Safe As Houses: O’Meara farm, Pittong
A rural property’s very recent notoriety does little to dampen buyer demand.
- WARNING: The following article contains descriptions of violent crimes that some may find disturbing.
The usual method of our weekly Safe As Houses column is to examine whether or not a grisly murder in a home had a material impact on its price many years after the event. But what if people were willing to spend big on a property just months after two people were bashed to death there? That’s precisely what happened in Pittong, Victoria, in 1953.
On the evening of September 12, 1953, Geoffrey Hooper was driving the Glenelg Highway outside Ballarat when he saw a bloodstained man standing by the side of the road. Hooper, a reverend, stopped to help.
Not far off the road, beneath some trees. An old man lay face down, struggling to rise. Near him lay an elderly woman, also struggling to get to her feet. Hooper could see her head was drenched in blood.
The O'Meara property
As the old man managed to get to his feet and stagger towards the house, the man standing by the roadside approached Hooper’s car.
“There has been a murder here, father,” the bloodstained man said as the elderly man and woman writhed on the ground. “Are you a priest? He attacked me with a piece of wood.”
The bloodstained man Hooper stopped for was Owen Meredith, an employee on the farm of the mortally wounded elderly man, 73-year-old James O’Meara. While James would succumb to his injuries at the scene, it would take more than two weeks for the woman, his sister Martha, to die from the blows Meredith had inflicted on her.
Meredith took little responsibility for the murders. In his mind, it seems, he was pushed to violence. He told the constable attending the scene that he was “a victim of circumstance, living with stinking relations”.
It appears James and Owen had argued at lunchtime that day, and Owen had retreated to his room to temper his frustrations with half a bottle of brandy. Rather than quell his anger, the alcohol seems to have stirred it. He rose later and went back to confront James O’Meara.
“I saw the old chap sitting on a chair. I got stuck into him and knocked him off the chair,” he told police.

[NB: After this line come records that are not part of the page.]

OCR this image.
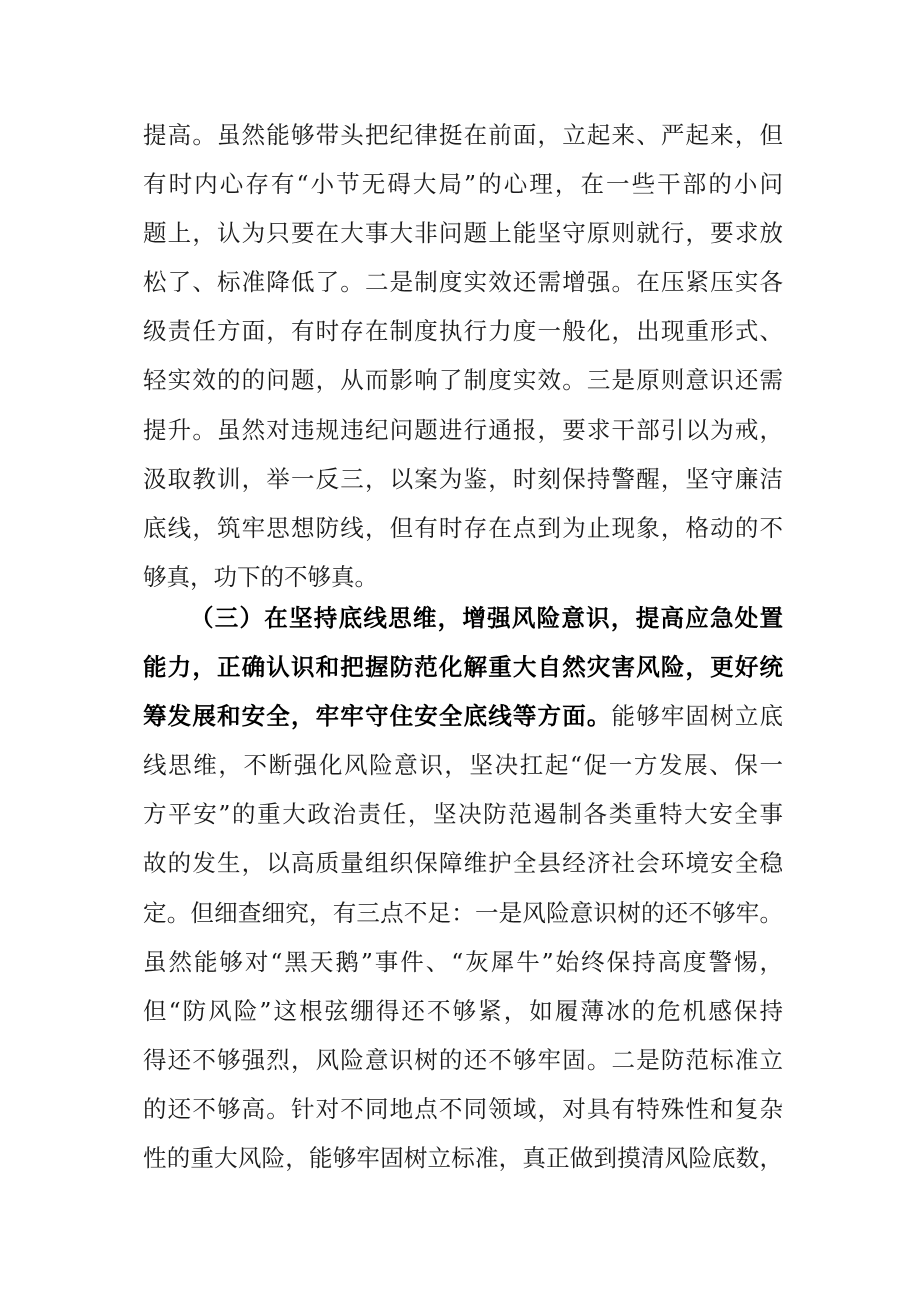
提高。虽然能够带头把纪律挺在前面，立起来、严起来，但
有时内心存有“小节无碍大局”的心理，在一些干部的小问
题上，认为只要在大事大非问题上能坚守原则就行，要求放
松了、标准降低了。二是制度实效还需增强。在压紧压实各
级责任方面，有时存在制度执行力度一般化，出现重形式、
轻实效的的问题，从而影响了制度实效。三是原则意识还需
提升。虽然对违规违纪问题进行通报，要求干部引以为戒，
汲取教训，举一反三，以案为鉴，时刻保持警醒，坚守廉洁
底线，筑牢思想防线，但有时存在点到为止现象，格动的不
够真，功下的不够真。
（三）在坚持底线思维，增强风险意识，提高应急处置
能力，正确认识和把握防范化解重大自然灾害风险，更好统
筹发展和安全，牢牢守住安全底线等方面。能够牢固树立底
线思维，不断强化风险意识，坚决扛起“促一方发展、保一
方平安”的重大政治责任，坚决防范遏制各类重特大安全事
故的发生，以高质量组织保障维护全县经济社会环境安全稳
定。但细查细究，有三点不足：一是风险意识树的还不够牢。
虽然能够对“黑天鹅”事件、“灰犀牛”始终保持高度警惕，
但“防风险”这根弦绷得还不够紧，如履薄冰的危机感保持
得还不够强烈，风险意识树的还不够牢固。二是防范标准立
的还不够高。针对不同地点不同领域，对具有特殊性和复杂
性的重大风险，能够牢固树立标准，真正做到摸清风险底数，
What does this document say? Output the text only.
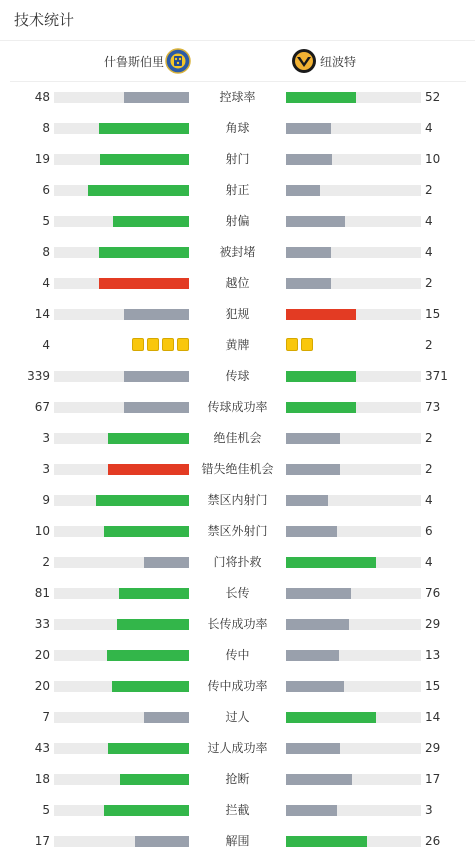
技术统计
什鲁斯伯里	纽波特
48	控球率	52
8	角球	4
19	射门	10
6	射正	2
5	射偏	4
8	被封堵	4
4	越位	2
14	犯规	15
4	黄牌	2
339	传球	371
67	传球成功率	73
3	绝佳机会	2
3	错失绝佳机会	2
9	禁区内射门	4
10	禁区外射门	6
2	门将扑救	4
81	长传	76
33	长传成功率	29
20	传中	13
20	传中成功率	15
7	过人	14
43	过人成功率	29
18	抢断	17
5	拦截	3
17	解围	26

Though Owen Meredith struck the first blow, he seems to have considered the events that unfolded next some form of self-defence. He told police that O’Meara fought back, and that O’Meara’s sister Martha rushed to his aide. Meredith then bludgeoned James O’Meara with a fireplace poker. When Martha tried to call the police, he beat her with an axe.
Given Owen Meredith’s tendency to cast himself as the victim, it must have been genuinely surprising to him when a jury found him guilty of both murders and sentenced him to death.
The O’Meara property’s notoriety doesn’t seem to have deterred buyers one bit. A little less than four months after the murders, a crowd of people gathered for the property’s auction. The 989 acre property, which had belonged to the O’Meara family for 100 years, sold for £28,848, or more than $1.2 million in today’s currency.
Stigmatised properties often suffer a decline in value. The grisly events that brought the properties their fame can make many would-be buyers squeamish. But it seems for a prime piece of agricultural land like the O’Meara farm, people were more than willing to overlook the property’s very recent history.
Each week, Safe as Houses looks at some of Australia's most notorious murders and the effect those killings have had on real estate values.